Jim Burroughs is a drunk who cannot remember what happened the night his son went missing, but he knows he did not do what the police think he did. In rural river towns like this one in Western North Carolina, river kids suffer one of three fates: they run away, they drown, or they never leave.
On the twentieth anniversary of Silas’s disappearance, Jim Burroughs lets go of the bridge railing and allows the river to swallow him but instead is spit out downstream in an unfamiliar place. He meets an artist living in the woods and finds connection in a shared disappointment of society.
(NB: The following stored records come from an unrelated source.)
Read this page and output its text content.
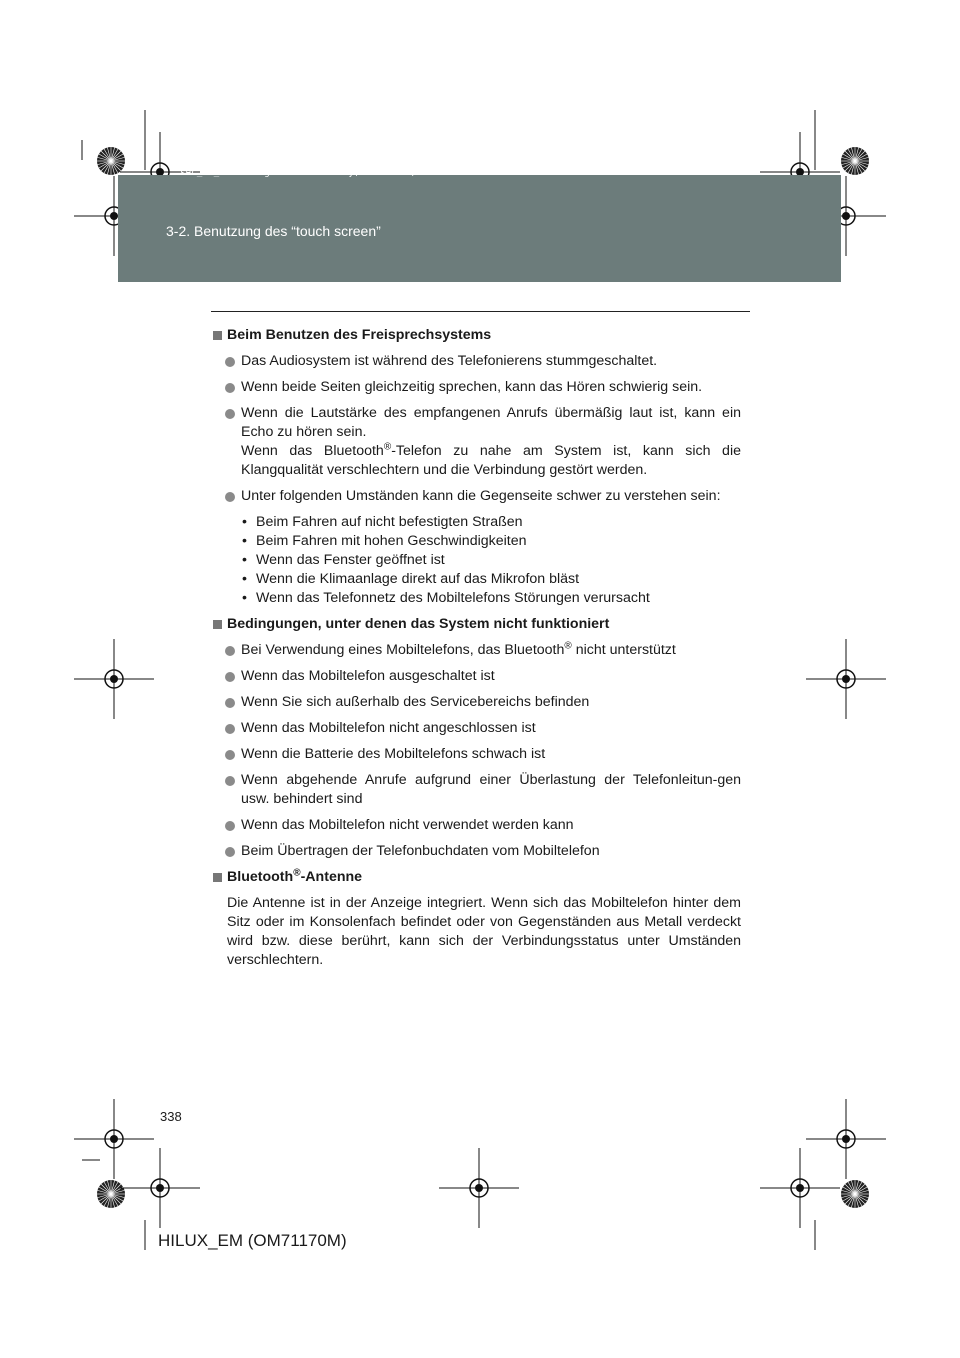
3-2. Benutzung des “touch screen”
sec_03_02.fm Page 338 Wednesday, March 30, 2011 6:43 PM
Beim Benutzen des Freisprechsystems
Das Audiosystem ist während des Telefonierens stummgeschaltet.
Wenn beide Seiten gleichzeitig sprechen, kann das Hören schwierig sein.
Wenn die Lautstärke des empfangenen Anrufs übermäßig laut ist, kann ein Echo zu hören sein.
Wenn das Bluetooth®-Telefon zu nahe am System ist, kann sich die Klangqualität verschlechtern und die Verbindung gestört werden.
Unter folgenden Umständen kann die Gegenseite schwer zu verstehen sein:
• Beim Fahren auf nicht befestigten Straßen
• Beim Fahren mit hohen Geschwindigkeiten
• Wenn das Fenster geöffnet ist
• Wenn die Klimaanlage direkt auf das Mikrofon bläst
• Wenn das Telefonnetz des Mobiltelefons Störungen verursacht
Bedingungen, unter denen das System nicht funktioniert
Bei Verwendung eines Mobiltelefons, das Bluetooth® nicht unterstützt
Wenn das Mobiltelefon ausgeschaltet ist
Wenn Sie sich außerhalb des Servicebereichs befinden
Wenn das Mobiltelefon nicht angeschlossen ist
Wenn die Batterie des Mobiltelefons schwach ist
Wenn abgehende Anrufe aufgrund einer Überlastung der Telefonleitun-gen usw. behindert sind
Wenn das Mobiltelefon nicht verwendet werden kann
Beim Übertragen der Telefonbuchdaten vom Mobiltelefon
Bluetooth®-Antenne
Die Antenne ist in der Anzeige integriert. Wenn sich das Mobiltelefon hinter dem Sitz oder im Konsolenfach befindet oder von Gegenständen aus Metall verdeckt wird bzw. diese berührt, kann sich der Verbindungsstatus unter Umständen verschlechtern.
338
HILUX_EM (OM71170M)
As Jim visits a nearby town for supplies, he discovers a community unlike any he has known. The town embraces him, from the quirky antique shop owner to the tobacco-chewing pastor. He meets a woman with a son the same age as Silas when he disappeared. As Jim falls in love and flirts with a second chance at fatherhood, he becomes torn between finding redemption and going to any lengths to find his missing son.
A redemption story wrapped in a cold-case-turned-warm mystery, OXBOW tells the tale of a grieving father who may have stumbled upon his missing son twenty years later. Centered around a rural southern river, this novel is about the duality of nature and how humankind finds hope in darkness.
- The long arc of grief and its echoes
- Fatherhood, guilt, and second chances
- The thin line between healing and obsession
- Small-town secrecy and human repair
Complete at 71,000 words.
Currently seeking literary representation.
David Osgood writes fiction rooted in emotional aftermath—where characters navigate the wreckage of memory, loss, and fragile connection. OXBOW is his debut novel.